Le juge à l’issue des débats a avisé les parties présentes ou représentées, que la décision serait rendue le 05 Septembre 2025, conformément aux dispositions de l’article 450 du Code de Procédure Civile.
ENTRE :
DEMANDEUR :
[R] [W]
[Adresse 8]
[Localité 4]
représentée par M [U] [T], muni d’un pouvoir
ET :
DEFENDEUR :
M. [P] [X]
[Adresse 2]
[Adresse 7]
[Localité 6]
non comparant, ni représenté
EXPOSÉ DU LITIGE
Par acte sous seing privé du 2 juillet 2019, l’établissement [W] a consenti un bail d’habitation à Monsieur [P] [X] sur des locaux d’habitation situés au [Adresse 3] à [Adresse 10] [Localité 1], moyennant le paiement d’un loyer mensuel de 449,74 €.

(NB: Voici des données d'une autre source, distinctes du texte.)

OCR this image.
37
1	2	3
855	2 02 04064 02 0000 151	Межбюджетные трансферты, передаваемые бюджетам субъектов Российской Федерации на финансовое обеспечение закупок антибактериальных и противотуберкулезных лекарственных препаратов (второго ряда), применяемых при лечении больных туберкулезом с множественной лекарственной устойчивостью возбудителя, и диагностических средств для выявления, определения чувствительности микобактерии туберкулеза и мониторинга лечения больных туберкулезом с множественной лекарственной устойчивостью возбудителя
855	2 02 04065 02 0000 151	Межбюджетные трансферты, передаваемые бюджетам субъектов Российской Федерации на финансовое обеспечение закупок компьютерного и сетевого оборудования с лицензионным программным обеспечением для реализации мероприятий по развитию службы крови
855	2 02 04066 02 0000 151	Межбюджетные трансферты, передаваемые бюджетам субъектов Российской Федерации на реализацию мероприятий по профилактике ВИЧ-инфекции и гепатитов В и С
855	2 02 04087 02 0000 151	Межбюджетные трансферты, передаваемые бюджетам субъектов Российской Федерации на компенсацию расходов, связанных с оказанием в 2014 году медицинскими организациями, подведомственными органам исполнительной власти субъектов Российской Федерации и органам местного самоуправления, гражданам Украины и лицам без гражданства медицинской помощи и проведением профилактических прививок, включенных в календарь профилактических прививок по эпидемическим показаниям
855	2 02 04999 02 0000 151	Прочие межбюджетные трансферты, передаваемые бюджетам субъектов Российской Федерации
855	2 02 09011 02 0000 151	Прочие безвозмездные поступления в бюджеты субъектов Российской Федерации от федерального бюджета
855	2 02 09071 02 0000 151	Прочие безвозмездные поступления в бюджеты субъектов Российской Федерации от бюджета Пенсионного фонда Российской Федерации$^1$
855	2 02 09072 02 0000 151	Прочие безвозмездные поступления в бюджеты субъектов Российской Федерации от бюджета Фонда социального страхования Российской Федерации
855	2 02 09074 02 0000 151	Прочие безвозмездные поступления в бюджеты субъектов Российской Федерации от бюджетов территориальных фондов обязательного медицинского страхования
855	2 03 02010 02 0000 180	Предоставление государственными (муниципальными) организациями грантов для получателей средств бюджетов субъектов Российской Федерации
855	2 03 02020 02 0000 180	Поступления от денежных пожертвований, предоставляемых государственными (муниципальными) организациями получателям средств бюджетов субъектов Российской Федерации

Par acte sous seing privé du 8 septembre 2020, l’établissement [W] a consenti la location d’un garage à Monsieur [P] [X] situé [Adresse 13] – n° de stationnement 1197.A.03.068 – à [Localité 11], moyennant le paiement d’un loyer mensuel de 39,11 €.
Par acte de commissaire de justice du 19 janvier 2024, le bailleur a fait délivrer au locataire un commandement de payer dans un délai de six semaines la somme principale de 2.499,93 € au titre de l’arriéré locatif arrêté au 31 décembre 2023, en visant la clause résolutoire prévue dans le contrat.
La Commission de Coordination des Actions de Prévention des Expulsions locatives (CCAPEX) a été informée de la situation de Monsieur [P] [X] le 19 janvier 2024.
Par assignation du 19 novembre 2024, l’établissement [W] a saisi le juge des contentieux de la protection du tribunal judiciaire de Rennes aux fins de voir, sous le bénéfice de l’exécution provisoire :
Constater l’acquisition de la clause résolutoire, Ordonner l’expulsion de Monsieur [P] [X] ainsi que celle de tous occupants de son chef avec, au besoin, le concours de la force publique, Condamner le locataire au paiement des sommes suivantes :4.522,64 € au titre de l’arriéré locatif arrêté au 15 novembre 2024, avec intérêts au taux légal à compter du commandement de payer, une indemnité mensuelle d’occupation d’un montant égal à celui du loyer et des charges, à compter de la résiliation du bail et jusqu’à libération des lieux,les loyers échus du 15 novembre 2024, à la date de la déclaration selon laquelle la clause résolutoire est acquise50 € sur le fondement de l’article 700 du code de procédure civile, outre les entiers dépens.A titre subsidiaire, en cas d’octroi de délais de paiement, prononcer l’exigibilité de la dette et la poursuite de la procédure d’expulsion à défaut du règlement d’une échéance.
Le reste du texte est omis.